Jennifer A. Andersen

Date of this Version



Arthritis Care & Research 2022, pp 1–9

DOI 10.1002/acr.24730


This article has been contributed to by US Government employees and their work is in the public domain in the USA.


Objective. To examine associations between changes in rheumatoid arthritis (RA) symptoms and depressive symptoms adjusted for other time-varying characteristics, and to test if these associations differed by education, race/ethnicity, or gender.

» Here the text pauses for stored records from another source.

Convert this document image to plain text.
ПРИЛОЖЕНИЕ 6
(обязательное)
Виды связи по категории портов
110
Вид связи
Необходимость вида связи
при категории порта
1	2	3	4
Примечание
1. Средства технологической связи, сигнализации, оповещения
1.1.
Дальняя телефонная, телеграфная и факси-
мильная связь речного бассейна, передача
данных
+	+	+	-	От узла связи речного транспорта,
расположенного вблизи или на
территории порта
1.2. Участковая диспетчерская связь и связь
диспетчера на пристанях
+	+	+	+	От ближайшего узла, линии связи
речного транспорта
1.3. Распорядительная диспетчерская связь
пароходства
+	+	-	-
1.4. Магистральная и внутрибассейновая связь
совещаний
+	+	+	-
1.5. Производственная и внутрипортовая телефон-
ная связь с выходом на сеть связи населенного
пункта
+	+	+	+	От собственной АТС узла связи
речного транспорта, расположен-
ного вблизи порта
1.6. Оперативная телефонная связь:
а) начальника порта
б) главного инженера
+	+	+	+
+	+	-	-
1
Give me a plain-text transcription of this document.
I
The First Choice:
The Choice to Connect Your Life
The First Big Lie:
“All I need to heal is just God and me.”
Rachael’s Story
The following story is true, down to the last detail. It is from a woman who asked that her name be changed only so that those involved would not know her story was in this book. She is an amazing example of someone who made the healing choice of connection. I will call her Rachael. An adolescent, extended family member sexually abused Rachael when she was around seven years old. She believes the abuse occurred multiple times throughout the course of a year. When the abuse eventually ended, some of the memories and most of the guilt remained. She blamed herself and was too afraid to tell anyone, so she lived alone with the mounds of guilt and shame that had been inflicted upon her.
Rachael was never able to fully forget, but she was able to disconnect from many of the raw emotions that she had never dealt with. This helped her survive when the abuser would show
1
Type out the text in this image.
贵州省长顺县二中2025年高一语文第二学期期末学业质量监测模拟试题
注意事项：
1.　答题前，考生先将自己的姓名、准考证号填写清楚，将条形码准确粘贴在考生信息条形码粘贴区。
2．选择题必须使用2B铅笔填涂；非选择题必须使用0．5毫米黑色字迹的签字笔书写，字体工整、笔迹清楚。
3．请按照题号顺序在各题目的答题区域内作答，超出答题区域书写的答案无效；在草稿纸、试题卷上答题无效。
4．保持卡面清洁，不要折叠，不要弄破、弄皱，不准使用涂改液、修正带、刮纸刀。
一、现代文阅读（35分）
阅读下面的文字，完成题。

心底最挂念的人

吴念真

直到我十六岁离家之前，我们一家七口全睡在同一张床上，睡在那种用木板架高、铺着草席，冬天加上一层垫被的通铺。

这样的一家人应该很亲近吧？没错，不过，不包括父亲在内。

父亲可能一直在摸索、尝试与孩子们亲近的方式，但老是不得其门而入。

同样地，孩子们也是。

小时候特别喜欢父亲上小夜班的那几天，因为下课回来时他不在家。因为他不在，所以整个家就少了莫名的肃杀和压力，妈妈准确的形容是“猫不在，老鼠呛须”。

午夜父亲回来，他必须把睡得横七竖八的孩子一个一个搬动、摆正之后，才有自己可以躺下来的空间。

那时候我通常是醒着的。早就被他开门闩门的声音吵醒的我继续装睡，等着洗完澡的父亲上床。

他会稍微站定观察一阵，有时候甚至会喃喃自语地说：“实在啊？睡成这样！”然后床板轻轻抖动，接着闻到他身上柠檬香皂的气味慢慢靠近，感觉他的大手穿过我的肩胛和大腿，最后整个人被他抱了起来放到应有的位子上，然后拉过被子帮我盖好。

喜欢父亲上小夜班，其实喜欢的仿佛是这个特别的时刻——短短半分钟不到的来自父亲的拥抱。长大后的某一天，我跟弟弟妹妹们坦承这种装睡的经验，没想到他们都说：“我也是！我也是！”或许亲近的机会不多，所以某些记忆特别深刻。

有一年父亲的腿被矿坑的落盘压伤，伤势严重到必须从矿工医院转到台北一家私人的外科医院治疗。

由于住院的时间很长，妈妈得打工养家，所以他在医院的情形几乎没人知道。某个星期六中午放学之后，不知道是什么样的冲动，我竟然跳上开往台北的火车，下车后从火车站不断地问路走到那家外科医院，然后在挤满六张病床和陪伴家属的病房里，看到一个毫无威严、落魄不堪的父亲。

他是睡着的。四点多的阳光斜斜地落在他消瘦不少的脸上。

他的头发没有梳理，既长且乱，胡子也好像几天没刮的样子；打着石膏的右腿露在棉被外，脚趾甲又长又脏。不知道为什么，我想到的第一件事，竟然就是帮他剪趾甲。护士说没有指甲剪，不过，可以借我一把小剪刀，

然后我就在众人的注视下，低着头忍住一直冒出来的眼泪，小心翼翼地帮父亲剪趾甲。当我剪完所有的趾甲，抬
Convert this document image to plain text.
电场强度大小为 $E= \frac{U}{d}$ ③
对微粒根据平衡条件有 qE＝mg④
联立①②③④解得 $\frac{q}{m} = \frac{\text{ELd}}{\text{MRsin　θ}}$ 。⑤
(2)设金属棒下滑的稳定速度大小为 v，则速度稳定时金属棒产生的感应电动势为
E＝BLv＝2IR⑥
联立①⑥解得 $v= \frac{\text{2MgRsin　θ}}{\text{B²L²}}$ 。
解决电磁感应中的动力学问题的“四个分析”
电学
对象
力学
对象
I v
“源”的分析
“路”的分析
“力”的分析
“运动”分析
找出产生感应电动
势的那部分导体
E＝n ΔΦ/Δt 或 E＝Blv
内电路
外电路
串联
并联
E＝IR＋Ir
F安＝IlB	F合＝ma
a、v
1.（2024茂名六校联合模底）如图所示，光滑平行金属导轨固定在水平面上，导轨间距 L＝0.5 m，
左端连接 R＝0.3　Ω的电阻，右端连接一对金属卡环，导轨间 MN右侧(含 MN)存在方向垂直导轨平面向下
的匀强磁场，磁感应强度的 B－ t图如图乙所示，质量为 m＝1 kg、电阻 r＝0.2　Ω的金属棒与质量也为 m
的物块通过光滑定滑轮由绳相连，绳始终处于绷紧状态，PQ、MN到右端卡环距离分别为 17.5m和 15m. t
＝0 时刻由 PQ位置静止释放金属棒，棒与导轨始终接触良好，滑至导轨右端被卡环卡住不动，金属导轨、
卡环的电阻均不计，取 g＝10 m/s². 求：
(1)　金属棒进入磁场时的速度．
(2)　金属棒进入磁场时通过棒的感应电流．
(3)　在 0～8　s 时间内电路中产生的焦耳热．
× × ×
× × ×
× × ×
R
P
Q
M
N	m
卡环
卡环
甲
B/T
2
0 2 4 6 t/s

Methods. Data from the 1988–1998 US National Rheumatoid Arthritis Study were analyzed (n = 854). Time-varying covariates included year of the study, pain, functional ability, household work disability, parental status, marital status, employment status, and social support. The time-invariant covariates included years since diagnosis, education, race/ ethnicity, and gender. Multivariate multilevel-model analyses were used to estimate associations within people over time.

Results. Patients with RA experience considerable change in depressive symptoms, pain, functional disability, and household work disability over the study period. Depressive symptoms were driven more by differences between people compared to changes within people over time. Findings show that patients experienced increases in depressive symptoms over the study period. The rate of change in depressive symptoms did not differ by education, race/ethnicity, or gender. Times of worse pain, functional disability, and household disability were associated with worse depressive symptoms. The association of functional disability and depressive symptoms was stronger for men than women.

Conclusion. Increases in pain and disability were associated with worse depressive symptoms, adjusted for covariates. It is important to monitor and treat both mental and physical health symptoms. Future research efforts should focus on collecting data reflecting the educational, gender, and racial/ethnic diversity of individuals with RA.